What this scenario does: Retrieves tickets in Zendesk, compares the ticket’s descriptions to predefined keywords (apps) and if there’s a match, the apps are added to Airtable.
Level Of Difficulty: Intermediate
Implementation Time: 20 mins
Doing some market research on what your users or customers are asking about the most? How about which apps they need the most content on? Well that’s exactly what this scenario does by retrieving the apps users mention in tickets for further analysis. Of course, you can adapt it to fit your specific needs. So let’s begin.
Configuring the scenario
The scenario consists of the following modules:
- Zendesk > Watch tickets
- Zendesk > Get a user
- Tools > Set variable
- Tools > Text aggregator
- Airtable > Create a record
Here’s the scenario:
The scenario starts with the Zendesk > Watch tickets module. First you need to add a connection to Integromat. In the Watch field, you have the option of selecting Only new tickets or All changes. Select Only new tickets and under Status, select New:
Now you need to retrieve the user’s details which is required for Airtable. In order to do that, add the Zendesk > Get a user module and simply map the Requester ID element outputted by the Watch tickets module to the User ID field:
The next step is to separate each word in the ticket’s description in order to match them to the predetermined keywords added to the subsequent modules.
To do this, add the Tools > Set variable module and give the variable a name. To split the words, select the split function found under the Text and binary tab. Next, map the Description element outputted by the Watch tickets module within the brackets and add the space element also found under the Text and binary tab:
A Router follows splitting the scenario into 2 routes. The top route is for keywords which are actually various apps and the bottom route is specifically for e-commerce apps.
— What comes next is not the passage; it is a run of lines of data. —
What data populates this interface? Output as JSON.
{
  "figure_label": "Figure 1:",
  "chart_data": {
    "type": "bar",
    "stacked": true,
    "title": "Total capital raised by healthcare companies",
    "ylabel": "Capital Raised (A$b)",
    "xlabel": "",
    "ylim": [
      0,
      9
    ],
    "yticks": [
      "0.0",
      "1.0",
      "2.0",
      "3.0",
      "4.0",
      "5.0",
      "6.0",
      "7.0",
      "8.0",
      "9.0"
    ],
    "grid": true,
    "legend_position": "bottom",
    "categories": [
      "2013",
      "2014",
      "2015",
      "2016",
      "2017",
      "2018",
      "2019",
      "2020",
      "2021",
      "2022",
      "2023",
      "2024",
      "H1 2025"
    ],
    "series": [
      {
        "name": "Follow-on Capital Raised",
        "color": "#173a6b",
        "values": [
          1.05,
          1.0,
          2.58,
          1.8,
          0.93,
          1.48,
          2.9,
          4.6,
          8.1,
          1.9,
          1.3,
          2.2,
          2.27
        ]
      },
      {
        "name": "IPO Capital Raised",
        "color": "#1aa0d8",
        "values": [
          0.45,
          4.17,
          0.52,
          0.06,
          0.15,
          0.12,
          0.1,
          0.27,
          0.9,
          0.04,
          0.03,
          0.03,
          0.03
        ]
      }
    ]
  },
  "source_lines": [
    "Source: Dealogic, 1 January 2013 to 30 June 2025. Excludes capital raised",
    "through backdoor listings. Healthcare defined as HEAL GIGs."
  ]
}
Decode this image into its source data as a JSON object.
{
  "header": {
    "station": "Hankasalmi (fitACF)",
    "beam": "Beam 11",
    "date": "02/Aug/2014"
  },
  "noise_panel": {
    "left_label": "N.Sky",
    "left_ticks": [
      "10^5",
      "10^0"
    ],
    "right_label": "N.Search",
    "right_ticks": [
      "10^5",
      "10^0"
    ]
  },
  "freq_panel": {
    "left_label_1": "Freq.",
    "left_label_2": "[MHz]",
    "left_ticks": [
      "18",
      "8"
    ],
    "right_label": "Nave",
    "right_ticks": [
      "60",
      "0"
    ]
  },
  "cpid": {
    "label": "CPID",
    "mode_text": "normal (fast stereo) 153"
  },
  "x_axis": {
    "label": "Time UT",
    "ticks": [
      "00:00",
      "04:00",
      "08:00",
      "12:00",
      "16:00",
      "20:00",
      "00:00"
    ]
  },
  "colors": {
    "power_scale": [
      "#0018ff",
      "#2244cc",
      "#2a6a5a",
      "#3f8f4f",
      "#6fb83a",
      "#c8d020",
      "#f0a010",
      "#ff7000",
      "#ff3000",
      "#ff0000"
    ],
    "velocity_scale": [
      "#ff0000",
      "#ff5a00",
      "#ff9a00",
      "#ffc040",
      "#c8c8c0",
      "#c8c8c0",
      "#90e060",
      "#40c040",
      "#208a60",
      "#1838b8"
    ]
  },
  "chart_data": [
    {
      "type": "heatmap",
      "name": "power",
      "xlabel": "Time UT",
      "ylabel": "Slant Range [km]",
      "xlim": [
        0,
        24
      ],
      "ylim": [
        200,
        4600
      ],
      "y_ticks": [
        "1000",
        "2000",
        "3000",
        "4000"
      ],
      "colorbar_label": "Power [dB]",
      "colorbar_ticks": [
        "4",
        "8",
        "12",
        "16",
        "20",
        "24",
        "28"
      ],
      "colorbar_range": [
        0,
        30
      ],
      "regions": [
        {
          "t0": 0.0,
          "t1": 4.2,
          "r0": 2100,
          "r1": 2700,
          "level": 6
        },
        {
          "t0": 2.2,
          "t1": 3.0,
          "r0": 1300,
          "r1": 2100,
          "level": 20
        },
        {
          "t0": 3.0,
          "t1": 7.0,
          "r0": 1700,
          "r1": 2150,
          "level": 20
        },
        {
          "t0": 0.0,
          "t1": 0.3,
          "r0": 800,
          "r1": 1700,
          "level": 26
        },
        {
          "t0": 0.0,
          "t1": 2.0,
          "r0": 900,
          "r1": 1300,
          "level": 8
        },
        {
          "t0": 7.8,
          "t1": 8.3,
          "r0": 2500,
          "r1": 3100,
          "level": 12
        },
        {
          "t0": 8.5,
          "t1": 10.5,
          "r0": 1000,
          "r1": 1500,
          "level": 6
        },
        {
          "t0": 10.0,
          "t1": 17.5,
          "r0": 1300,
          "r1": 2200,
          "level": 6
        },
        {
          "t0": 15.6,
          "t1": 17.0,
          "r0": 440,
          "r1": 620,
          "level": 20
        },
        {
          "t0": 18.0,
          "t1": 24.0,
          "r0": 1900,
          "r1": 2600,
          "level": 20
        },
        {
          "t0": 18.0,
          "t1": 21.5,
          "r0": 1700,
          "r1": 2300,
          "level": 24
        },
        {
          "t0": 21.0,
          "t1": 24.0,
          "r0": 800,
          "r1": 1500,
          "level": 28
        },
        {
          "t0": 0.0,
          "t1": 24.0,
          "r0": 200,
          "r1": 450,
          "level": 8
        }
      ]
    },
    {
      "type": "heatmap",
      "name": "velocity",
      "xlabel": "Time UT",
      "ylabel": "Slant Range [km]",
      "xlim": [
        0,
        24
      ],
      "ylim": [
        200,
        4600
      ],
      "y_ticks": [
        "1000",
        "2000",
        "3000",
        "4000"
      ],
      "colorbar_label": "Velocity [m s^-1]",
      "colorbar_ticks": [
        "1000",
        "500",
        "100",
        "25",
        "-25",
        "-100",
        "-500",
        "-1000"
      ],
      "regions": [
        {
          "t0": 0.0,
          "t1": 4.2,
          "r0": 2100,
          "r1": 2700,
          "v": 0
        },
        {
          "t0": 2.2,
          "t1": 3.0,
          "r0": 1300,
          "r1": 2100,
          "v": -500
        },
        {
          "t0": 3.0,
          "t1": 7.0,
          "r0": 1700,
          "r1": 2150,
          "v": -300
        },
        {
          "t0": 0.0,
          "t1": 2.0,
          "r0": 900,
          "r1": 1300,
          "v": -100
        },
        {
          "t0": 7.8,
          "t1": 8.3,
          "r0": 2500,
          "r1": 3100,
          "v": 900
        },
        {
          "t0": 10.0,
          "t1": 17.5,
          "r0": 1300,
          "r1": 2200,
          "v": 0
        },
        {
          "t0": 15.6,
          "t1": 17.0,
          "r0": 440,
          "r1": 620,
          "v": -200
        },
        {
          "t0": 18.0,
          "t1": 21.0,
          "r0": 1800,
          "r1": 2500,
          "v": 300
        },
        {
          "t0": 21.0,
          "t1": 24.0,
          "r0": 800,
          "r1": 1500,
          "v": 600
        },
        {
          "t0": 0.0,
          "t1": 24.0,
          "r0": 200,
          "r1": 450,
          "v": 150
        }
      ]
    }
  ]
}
Let’s look at the top route. Since you want to verify if the ticket’s description contains these keywords, you need to add these keywords to the Tools > Set variable module to create an array containing a collection of them.
Under the Function for working with arrays tab, select the add function, then map the emptyarray element and enter the keywords in the brackets:
Next you need to iterate through the ticket description array created by the first Set variable module in order for it to be used in the subsequent filter. Add an Iterator and simply map the variable (Ticket_description in this case) element to the Array field:
Between the Iterator and the Tools > Text Aggregator is a filter:
The purpose of this filter is to verify if the keywords match any of the words in the ticket’s description. Map the variable (accepted_keywords in this case) element outputted by the second Set variable module to the top field, select the Contains (case insensitive) array operator and map the Value element outputted by the Iterator to the bottom field:
If there are multiple apps that match the keywords, each app will be added to a new row in the table. The purpose of the Tools > Text aggregator module is to aggregate these apps so that it can be added to a single row in the table.
Select the Iterator as the Source Module, Other as the Row separator and enter a comma (,) as the Separator. Also tick the Stop processing after an empty aggregation option:
In the advanced settings, simply map the Value element outputted by the Iterator to the Text field:
In the Airtable > Create a record module, select the Base and the Table. Then, map the relevant elements outputted by the Zendesk > Get a user module to the corresponding fields in the table:
In most cases, apps will be mentioned multiple times in a ticket which results in duplicates being added to the table. To avoid this, you need to use several functions.
First add the deduplicate function to the App field:
Next, add the split and the lower function. The lower function is used since in most cases when users type the name of an app multiple times, some may begin with a lowercase and others with uppercase.
Lastly, map the Text element outputted by the Text Aggregator within the brackets:
In the Title and Description fields, map the Subject and Description elements outputted by the Zendesk > Watch tickets module:
Moving on to the bottom route..
The only difference between the top and bottom route is that the Set variable module contains Ecommerce apps (keywords):
The rest of the modules have the same configuration as those on the top route.
Now let’s test the scenario.
Here, 10 tickets were retrieved from Zendesk, the apps mentioned in the ticket’s descriptions matched 2 keywords on the top route and 3 on the bottom route:
The apps were added to the table:
Tada! Hope you found this tutorial useful and will implement it soon.